In The Science of Sleep, young artist Stephane (Gael García Bernal) has difficulty distinguishing fantasy from reality. He shares this problem with most other Gondry heroes, from Puff, the half-civilized ape man in Human Nature (2002), to the Gondrified versions of various rocks bands in his music videos, to, finally, Jim Carrey’s Joel Barish in Eternal Sunshine of the Spotless Mind (2004), wandering through his own subconscious, trying to salvage memories of a soured love affair. Eternal Sunshine of the Spotless Mind , sure to stand as one of this decade’s finest films, is the tough act the director must now follow.
Gondry’s The Science of Sleep, now on DVD, is a purer expression of his sensibility than Eternal Sunshine of the Spotless Mind or Human Nature, both of which gave screenwriter Charlie Kaufman equal input. This purity is a mixed blessing. Directing his own screenplay, Gondry is free. But you have to wonder, feeling a little unkind, how free-spirited someone can be to find shackles in a Kaufman script. Still, you may also identify with Gondry and his clear desire to handcraft his own odd stories, his own way.

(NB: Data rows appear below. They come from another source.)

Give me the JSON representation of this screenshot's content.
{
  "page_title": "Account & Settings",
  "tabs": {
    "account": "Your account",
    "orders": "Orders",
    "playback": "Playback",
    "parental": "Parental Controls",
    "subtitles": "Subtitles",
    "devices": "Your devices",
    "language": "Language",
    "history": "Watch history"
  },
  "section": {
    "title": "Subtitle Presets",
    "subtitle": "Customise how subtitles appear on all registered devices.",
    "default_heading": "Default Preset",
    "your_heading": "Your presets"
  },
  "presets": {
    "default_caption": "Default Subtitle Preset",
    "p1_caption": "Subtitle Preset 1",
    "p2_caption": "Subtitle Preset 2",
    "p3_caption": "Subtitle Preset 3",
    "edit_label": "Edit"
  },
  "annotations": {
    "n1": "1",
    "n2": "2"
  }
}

Indeed, the director’s passion is in plain sight with The Science of Sleep. On the DVD’s making-of documentary, one of Gondry’s co-producers speaks of trying to avoid thinking of Stephane as the filmmaker’s alter ego; this problem may be familiar to Gondry’s fans watching his latest work. Stephane’s art (a calendar with a different drawing of a terrible disaster each month) and, er, other projects (a time machine that provides one second of instant rewinding) and his bonds with his new neighbor Stephanie (Charlotte Gainsbourg), have the same cocktail of whimsy and darkness that makes the director’s output so memorable. Scenes of Stephane and Stephanie working and playing together will jump without warning into fantasy; they’ll turn on a water faucet, and out will pour crinkly cellophane, an archetypal Gondry image.
The Science of Sleep revels in blurriness; not just in the line between director and fictional character, but between people (witness the practically same-named Stephanie and Stephane), languages (listen to a Spanish actor speaking a mixture of French and English—guided, of course, by a French director), and, of course, between sleeping and waking, between living and dreaming. True to these messy ambitions, his film is sweet, heartbreaking, imaginative, and a touch overlong.

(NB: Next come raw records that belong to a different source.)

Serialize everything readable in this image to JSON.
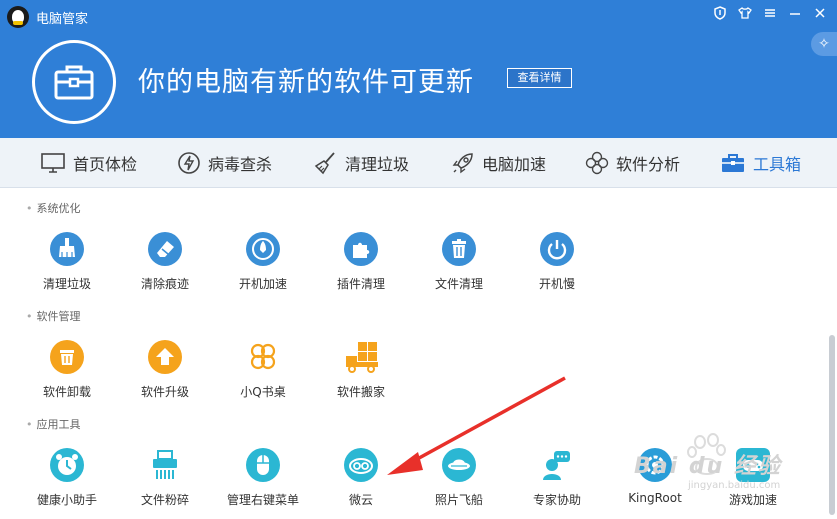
{
  "app": {
    "title": "电脑管家"
  },
  "banner": {
    "message": "你的电脑有新的软件可更新",
    "detail_button": "查看详情"
  },
  "nav": [
    {
      "label": "首页体检",
      "icon": "monitor-icon"
    },
    {
      "label": "病毒查杀",
      "icon": "lightning-icon"
    },
    {
      "label": "清理垃圾",
      "icon": "broom-icon"
    },
    {
      "label": "电脑加速",
      "icon": "rocket-icon"
    },
    {
      "label": "软件分析",
      "icon": "flower-icon"
    },
    {
      "label": "工具箱",
      "icon": "toolbox-icon",
      "active": true
    }
  ],
  "sections": [
    {
      "title": "系统优化",
      "tools": [
        {
          "label": "清理垃圾",
          "icon": "broom-icon"
        },
        {
          "label": "清除痕迹",
          "icon": "eraser-icon"
        },
        {
          "label": "开机加速",
          "icon": "rocket-icon"
        },
        {
          "label": "插件清理",
          "icon": "puzzle-icon"
        },
        {
          "label": "文件清理",
          "icon": "trash-icon"
        },
        {
          "label": "开机慢",
          "icon": "power-icon"
        }
      ]
    },
    {
      "title": "软件管理",
      "tools": [
        {
          "label": "软件卸载",
          "icon": "uninstall-icon"
        },
        {
          "label": "软件升级",
          "icon": "upgrade-icon"
        },
        {
          "label": "小Q书桌",
          "icon": "clover-icon"
        },
        {
          "label": "软件搬家",
          "icon": "truck-icon"
        }
      ]
    },
    {
      "title": "应用工具",
      "tools": [
        {
          "label": "健康小助手",
          "icon": "clock-icon"
        },
        {
          "label": "文件粉碎",
          "icon": "shredder-icon"
        },
        {
          "label": "管理右键菜单",
          "icon": "mouse-icon"
        },
        {
          "label": "微云",
          "icon": "cloud-icon"
        },
        {
          "label": "照片飞船",
          "icon": "ufo-icon"
        },
        {
          "label": "专家协助",
          "icon": "expert-icon"
        },
        {
          "label": "KingRoot",
          "icon": "kingroot-icon"
        },
        {
          "label": "游戏加速",
          "icon": "game-icon"
        }
      ]
    }
  ],
  "watermark": {
    "text": "Bai du 经验",
    "url": "jingyan.baidu.com"
  },
  "colors": {
    "banner": "#2f7fd7",
    "active_nav": "#2b78d5",
    "annotation_arrow": "#e8302a",
    "tool_blue": "#3a8fd6",
    "tool_orange": "#f5a31c"
  }
}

It also has surprising toughness in spots. Whereas some films might treat Stephane’s core inability to separate his dreams from his life as a sort of hallucinatory, existential, and/or philosophical situation, a la Waking Life (2001), The Science of Sleep acknowledges that, with Stephane, some degree of willful perversity is at work. As he fumbles his way through work and his relationship with Stephanie, Stephane can be sweet and childlike, but also petulant and possibly mentally disturbed. If this is a director’s self-portrait, it contains some stinging self-criticism, too.
True to his preference for imagery over strict explanation, Gondry never fully cops to how autobiographical his film is in the DVD’s special features. The 40-minute making-of segment is more like an actual documentary than the promo pieces that turn up on many DVDs, tracing the origins of the film’s story (tellingly, this involves tracing back to when Gondry decided to become an artist). It’s more revealing than the commentary track, featuring Gondry and several of the actors, which can be disorienting when combined with the multi-language, partly subtitled feature. Adding a layer of aural blurs does no favors to the film’s fragile loveliness.
Another featurette takes us inside the home and shop of Laurie Faggioni, an artist who assembles the film’s stuffed animals and assorted props (“creator of animals and accessories” is the DVD’s job description). The interview further explores the The Science of Sleep‘s fuzzy distinction between imagination, personality, and “real life”, as Faggioni notes that her creations never turn out the way she first pictures them in her head.
It’s also jarring to learn that Gondry himself didn’t, say, personally hand-stitch the stuffed horse featured so prominently throughout the film. Watching the feature, it’s easy to assume that his aesthetic, reliant on marvelously low-tech effects, is achieved entirely at his own hands. But Faggioni’s sweet neurosis complement Gondry, maybe something like the way Stephanie complements Stephane. And so maybe he isn’t telling only his own story, after all.